Know Your Farmers Market Shopper

By Colleen Donovan, WSU Small Farms Program
Updated: 9-23-2016

Farmers markets in Washington State report an average of around 1,400 shoppers per market day and 36,000 for the 2015 season. Of course, the range of shoppers varies widely by market, location, number of market days, market age, and size. The largest markets report nearly 9,000 shoppers on a typical day and over 454,000 for the season. Collectively, WSFMA member markets reported 3.4 million shoppers in 2015. What do we know about our farmers market shoppers?

Shoppers today have more choices than ever on how to buy local and organic food. In 2015, 41% of Washington farmers markets thought the number of shoppers stayed “about the same,” while 36% thought there were “more” or “significantly more” shoppers. Almost a quarter of markets reported having fewer shoppers.

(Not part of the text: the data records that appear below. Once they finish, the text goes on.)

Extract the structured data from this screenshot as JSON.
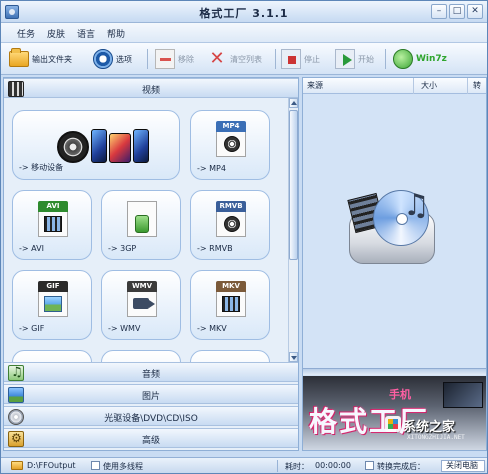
{
  "window": {
    "title": "格式工厂  3.1.1"
  },
  "menu": [
    "任务",
    "皮肤",
    "语言",
    "帮助"
  ],
  "toolbar": {
    "output_folder": "输出文件夹",
    "options": "选项",
    "remove": "移除",
    "clear_list": "清空列表",
    "stop": "停止",
    "start": "开始",
    "win7": "Win7z"
  },
  "categories": {
    "video": "视频",
    "audio": "音频",
    "picture": "图片",
    "rom": "光驱设备\\DVD\\CD\\ISO",
    "advanced": "高级"
  },
  "tiles": [
    {
      "label": "-> 移动设备",
      "icon": "mobile-device-icon"
    },
    {
      "label": "-> MP4",
      "tag": "MP4",
      "color": "#3b6fb6",
      "icon": "mp4-file-icon"
    },
    {
      "label": "-> AVI",
      "tag": "AVI",
      "color": "#2e8b2e",
      "icon": "avi-file-icon"
    },
    {
      "label": "-> 3GP",
      "tag": "",
      "color": "#3aa535",
      "icon": "3gp-file-icon"
    },
    {
      "label": "-> RMVB",
      "tag": "RMVB",
      "color": "#3a5f9a",
      "icon": "rmvb-file-icon"
    },
    {
      "label": "-> GIF",
      "tag": "GIF",
      "color": "#2b2b2b",
      "icon": "gif-file-icon"
    },
    {
      "label": "-> WMV",
      "tag": "WMV",
      "color": "#3b3b3b",
      "icon": "wmv-file-icon"
    },
    {
      "label": "-> MKV",
      "tag": "MKV",
      "color": "#7b5a3a",
      "icon": "mkv-file-icon"
    }
  ],
  "file_list": {
    "columns": [
      "来源",
      "大小",
      "转"
    ]
  },
  "preview": {
    "brand": "格式工厂",
    "brand_small": "手机",
    "watermark_cn": "系统之家",
    "watermark_en": "XITONGZHIJIA.NET"
  },
  "status": {
    "output_path": "D:\\FFOutput",
    "multithread": "使用多线程",
    "elapsed_label": "耗时：",
    "elapsed_value": "00:00:00",
    "after_convert_label": "转换完成后：",
    "after_convert_value": "关闭电脑"
  },
  "colors": {
    "accent": "#1d5aa8",
    "panel": "#e6eff9",
    "brand_pink": "#c2185b"
  }
}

shoppersWe can think of two main types of farmers market shoppers: core shoppers and occasional shoppers. “Core” farmers market shoppers spend at least $20.00 and come once a month or more. These are people who make an effort to come even when the weather is bad, and self-identify with “their” farmers market. Occasional shoppers enjoy the market and may bring out of town visitors, but don’t make a point of going on a regular basis, and don’t do any serious shopping. Given farmers markets’ meager marketing budgets, it is usually more cost effective and efficient to focus on core farmers market shoppers.

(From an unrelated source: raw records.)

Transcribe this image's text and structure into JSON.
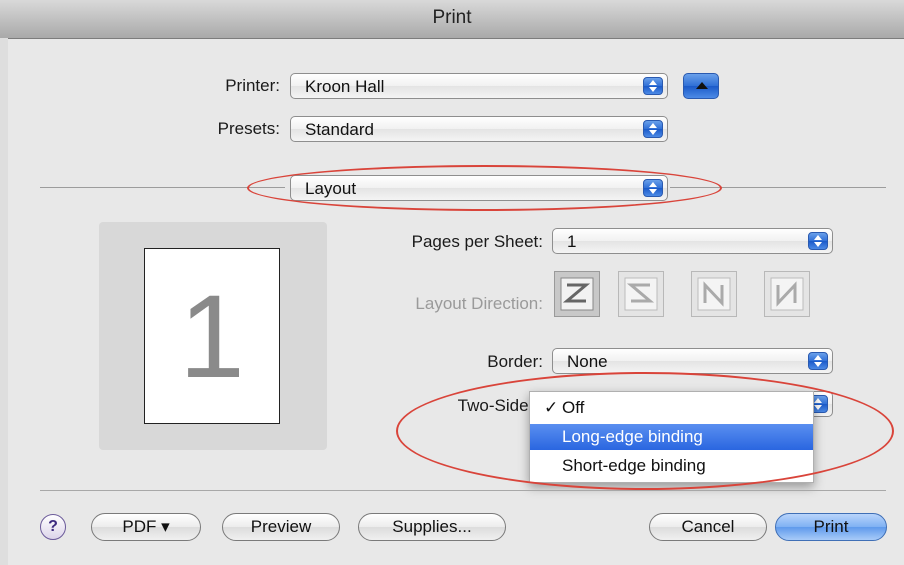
{
  "window": {
    "title": "Print"
  },
  "printer": {
    "label": "Printer:",
    "value": "Kroon Hall"
  },
  "presets": {
    "label": "Presets:",
    "value": "Standard"
  },
  "section": {
    "value": "Layout"
  },
  "preview": {
    "page_number": "1"
  },
  "pages_per_sheet": {
    "label": "Pages per Sheet:",
    "value": "1"
  },
  "layout_direction": {
    "label": "Layout Direction:"
  },
  "border": {
    "label": "Border:",
    "value": "None"
  },
  "two_sided": {
    "label": "Two-Sided",
    "options": [
      "Off",
      "Long-edge binding",
      "Short-edge binding"
    ],
    "checked_mark": "✓",
    "highlighted": "Long-edge binding"
  },
  "buttons": {
    "help": "?",
    "pdf": "PDF ▾",
    "preview": "Preview",
    "supplies": "Supplies...",
    "cancel": "Cancel",
    "print": "Print"
  },
  "colors": {
    "accent": "#2f6fd6",
    "annotation": "#d9443a",
    "highlight": "#3a74e6"
  }
}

Overall, the shopper base supporting farmers markets is diversifying and reflective of the local community. 

We know from WSU’s 14 Rapid Market Assessments that Washington shoppers report a mix of motivations, from self-interest to civic values. Regardless of where we went in the state, “supporting a local farmer” was shoppers’ top reason for shopping at the market.

Motivations for Shopping at Farmers Market (N = 4,720)

motivationsSource: WSU Rapid Market Assessments, 2009-2014

Core Farmers Market Demographics
  • Predominantly female (>65%)
  • Mix of ages: from Generation Y and Gen X to Baby Boomers
  • “Non-poor” and not necessarily high middle income (research is inconclusive)
  • Tends to have more than one adult per shopping group
  • Tend to have higher levels of formal education
Core Farmers Market Shopper Attributes
  • Are responsible for cooking and meal preparation; enjoy cooking
  • Buy organic and local foods
  • Seek products that are fresh, healthy, safe
  • Seek specialty items
  • Value positive social and environmental impacts
  • How food is produced is important to core shoppers
  • Seek/expect authenticity and transparency in their purchasing
  • Have non-food related habits to promote health (i.e., exercise)
  • Enjoy gardening
  • Core FM shoppers are not necessarily “foodies” and represent a much broader range of ideologies and politics.